With a market capitalization of about $1 billion XLRN already assumes some success. Much of that is likely a reflection of the Celgene partnership.

I really like the early Dalantercept data and concept. If the full phase 2 trial reports strong results that should get investor attention. It is a long process, going from early data in a very specialized trial of patients who have failed earlier therapies to getting the first FDA approval and then expanding the label enough to gain blockbuster status. However promising a drug looks, it makes sense to discount the possible final revenues and profits heavily and wait for more data.

As I write Acceleron is well off its 52 week high of $48.50. So at least that much risk has been taken out of the equation for those who buy at the current price point. Small cap biotech therapy stocks can be very volatile, even when no new data is being added.

Conservative and value investors won't invest in a company with no product revenue or profits. They have to wait until a biotech has become a Celgene or a Regeneron (NASDAQ:REGN) to buy in. Clinical-stage drug companies are risky. Sometimes even getting an FDA approval does not guarantee sales will achieve profitable levels, or that adverse events would show up in the field and kill or threaten to kill sales. There is always the risk that a competitor will enter and win the market, which is what happened to Dendreon's Provenge and Vertex's (NASDAQ:VRTX) Incivek.

On the other hand, the rewards can be phenomenal. So if you buy individual stocks like I do, the key decision is not just what to buy, but how much of each. In the case of clinical-stage companies, I have very low portfolio limits. I can always buy more later if good data comes in, or profits start to ramp.

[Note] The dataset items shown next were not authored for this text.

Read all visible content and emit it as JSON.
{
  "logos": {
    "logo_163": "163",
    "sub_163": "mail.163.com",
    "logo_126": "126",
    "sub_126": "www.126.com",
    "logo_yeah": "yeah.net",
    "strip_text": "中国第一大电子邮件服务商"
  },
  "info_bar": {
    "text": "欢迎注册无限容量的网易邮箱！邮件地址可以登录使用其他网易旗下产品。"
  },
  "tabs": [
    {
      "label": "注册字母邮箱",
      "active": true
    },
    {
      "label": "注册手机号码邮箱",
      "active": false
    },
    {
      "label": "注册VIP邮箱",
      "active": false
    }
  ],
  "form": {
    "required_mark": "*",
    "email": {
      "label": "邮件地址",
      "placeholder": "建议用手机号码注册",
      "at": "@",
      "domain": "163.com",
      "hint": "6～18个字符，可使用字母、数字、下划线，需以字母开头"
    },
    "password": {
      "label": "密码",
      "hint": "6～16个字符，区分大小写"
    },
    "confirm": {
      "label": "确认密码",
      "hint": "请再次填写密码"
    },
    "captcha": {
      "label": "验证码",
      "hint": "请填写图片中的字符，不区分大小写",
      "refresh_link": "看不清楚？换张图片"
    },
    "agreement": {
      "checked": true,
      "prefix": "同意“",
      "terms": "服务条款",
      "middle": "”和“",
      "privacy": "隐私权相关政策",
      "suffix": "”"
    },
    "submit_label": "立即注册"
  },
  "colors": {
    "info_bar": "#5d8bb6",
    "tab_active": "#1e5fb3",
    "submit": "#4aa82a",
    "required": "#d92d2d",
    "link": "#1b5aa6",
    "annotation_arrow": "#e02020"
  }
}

Another way to reduce risk, but still participate in some of the rewards from Acceleron, is to own Celgene . Note, however, that Celgene is not invested in Dalantercept.

My Take

After researching Acceleron, before submitting this article, I bought a small initial long position in the company. This is not a recommendation to anyone else. I have lost money in individual biotechnology stocks in the past and understand the risk. I have a long-term, 3 to 5 year, event-horizon, and so can tolerate the long wait to finish Phase 2 and 3 trials and the wait for FDA approval (or not). I can also tolerate short-term fluctuations downward. I understand that Acceleron already has a significant market capitalization that assumes some success that is yet to be proved out.

Disclosure: I am/we are long XLRN, CELG, AMGN, REGN.

I wrote this article myself, and it expresses my own opinions. I am not receiving compensation for it (other than from Seeking Alpha). I have no business relationship with any company whose stock is mentioned in this article.

Additional disclosure: This article reflects research for my own investment purposes, which I am sharing as journalism. It does not constitute financial advice.